Dans les entreprises et les groupes d'entreprises occupant au moins 300 salariés, ainsi que dans les entreprises et groupes de dimension communautaire comportant au moins un établissement ou une entreprise de 150 salariés en France, l'employeur est tenu d'engager tous les 3 ans une négociation portant sur les modalités d'information et de consultation du comité d'entreprise sur la stratégie de l'entreprise et ses effets prévisibles sur l'emploi ainsi que sur les salaires.
Cette négociation porte également sur la mise en place d'un dispositif de gestion prévisionnelle des emplois et des compétences, sur laquelle le comité d'entreprise est informé, ainsi que sur les mesures d'accompagnement susceptibles de lui être associées, en particulier en matière de formation, de validation des acquis de l'expérience, de bilan de compétences ainsi que d'accompagnement de la mobilité professionnelle et géographique des salariés (article L320-2 CT).

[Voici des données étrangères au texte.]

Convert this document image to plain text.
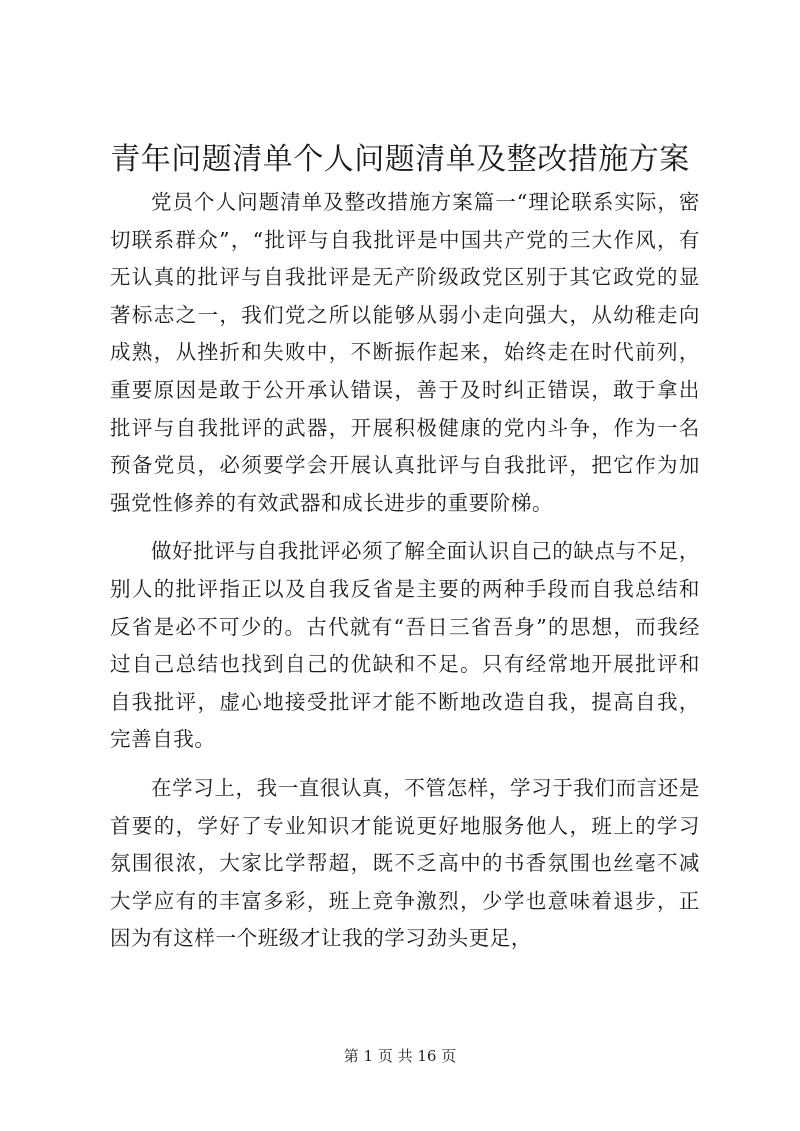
青年问题清单个人问题清单及整改措施方案

党员个人问题清单及整改措施方案篇一“理论联系实际，密切联系群众”，“批评与自我批评是中国共产党的三大作风，有无认真的批评与自我批评是无产阶级政党区别于其它政党的显著标志之一，我们党之所以能够从弱小走向强大，从幼稚走向成熟，从挫折和失败中，不断振作起来，始终走在时代前列，重要原因是敢于公开承认错误，善于及时纠正错误，敢于拿出批评与自我批评的武器，开展积极健康的党内斗争，作为一名预备党员，必须要学会开展认真批评与自我批评，把它作为加强党性修养的有效武器和成长进步的重要阶梯。

做好批评与自我批评必须了解全面认识自己的缺点与不足，别人的批评指正以及自我反省是主要的两种手段而自我总结和反省是必不可少的。古代就有“吾日三省吾身”的思想，而我经过自己总结也找到自己的优缺和不足。只有经常地开展批评和自我批评，虚心地接受批评才能不断地改造自我，提高自我，完善自我。

在学习上，我一直很认真，不管怎样，学习于我们而言还是首要的，学好了专业知识才能说更好地服务他人，班上的学习氛围很浓，大家比学帮超，既不乏高中的书香氛围也丝毫不减大学应有的丰富多彩，班上竞争激烈，少学也意味着退步，正因为有这样一个班级才让我的学习劲头更足，

第 1 页 共 16 页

Selon un décret (n°2007-603) du 25 avril 2007, si la qualification d'emploi menacé retenue par l'accord collectif paraît au préfet du département, insuffisamment fondée sur des éléments objectifs, celui-ci peut demander à l'employeur dans le mois suivant la transmission de l'accord de lui fournir des éléments complémentaires permettant de justifier cette qualification. Lorsque l'employeur ne fournit pas d'éléments suffisants dans le mois suivant la demande, le préfet s'oppose à la qualification d'emploi menacé, pour tout ou partie des emplois qualifiés comme tels par l'accord collectif.
Au sens du décret, un emploi est qualifié de stable lorsque le salarié dont le contrat est rompu a conclu avec un nouvel employeur un CDI, un CDD de 6 mois ou plus, un contrat de travail temporaire de 6 mois ou plus, ou lorsqu'il a créé ou repris une entreprise. Le nouvel employeur ne peut appartenir au même groupe que l'employeur d'origine.

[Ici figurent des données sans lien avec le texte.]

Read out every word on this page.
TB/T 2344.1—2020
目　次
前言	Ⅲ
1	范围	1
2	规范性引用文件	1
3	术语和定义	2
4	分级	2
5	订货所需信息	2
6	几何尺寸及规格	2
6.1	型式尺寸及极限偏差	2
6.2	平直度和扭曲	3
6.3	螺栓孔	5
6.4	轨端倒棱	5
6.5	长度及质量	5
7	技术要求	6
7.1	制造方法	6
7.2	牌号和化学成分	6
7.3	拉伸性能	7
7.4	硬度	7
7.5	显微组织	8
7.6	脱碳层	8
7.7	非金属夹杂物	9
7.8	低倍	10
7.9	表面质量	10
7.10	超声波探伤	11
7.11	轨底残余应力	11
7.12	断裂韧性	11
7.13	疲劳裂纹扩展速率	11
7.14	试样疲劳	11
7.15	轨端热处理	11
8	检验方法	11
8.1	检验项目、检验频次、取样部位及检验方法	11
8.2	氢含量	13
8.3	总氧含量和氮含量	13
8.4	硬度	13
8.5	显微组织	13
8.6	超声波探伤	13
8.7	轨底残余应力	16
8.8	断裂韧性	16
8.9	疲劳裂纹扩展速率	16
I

De plus, il est précisé que l'employeur (ou son représentant) et des représentants des salariés participent au comité de suivi et que le préfet (ou son représentant) assiste aux réunions du comité de suivi. Le comité de suivi étudie les conditions de mise en oeuvre de l'accord collectif. Il valide les projets individuels de reclassement des salariés en s'assurant de leur réalité. En cas de création ou de reprise d'entreprise, la validation du projet est subordonnée à la constatation de l'exercice de la nouvelle activité et à sa poursuite pendant au moins 6 mois après la date de création ou de reprise. Un bilan de mise en oeuvre des actions prévues dans l'accord collectif est transmis à l'issue de chaque réunion du comité de suivi au préfet du département.
Enfin notons que lorsque des indemnités de départ volontaire sont versées dans le cadre de l'accord collectif résultant de cette négociation, elles peuvent être exonérées d'impôt sur le revenu (article 80 duodecies du CGI) : si le préfet du département où est situé le siège social de l'entreprise ne s'est pas opposé à la qualification d'emplois menacés retenue par l'accord collectif ; si le salarié dont le contrat de travail est rompu occupait effectivement un emploi classé dans une catégorie d'emplois menacés définie par l'accord collectif et a retrouvé un emploi stable à la date de la rupture de son contrat de travail ; et si un comité de suivi a été mis en place par l'accord collectif et que ce comité a reconnu la stabilité de l'emploi de reclassement.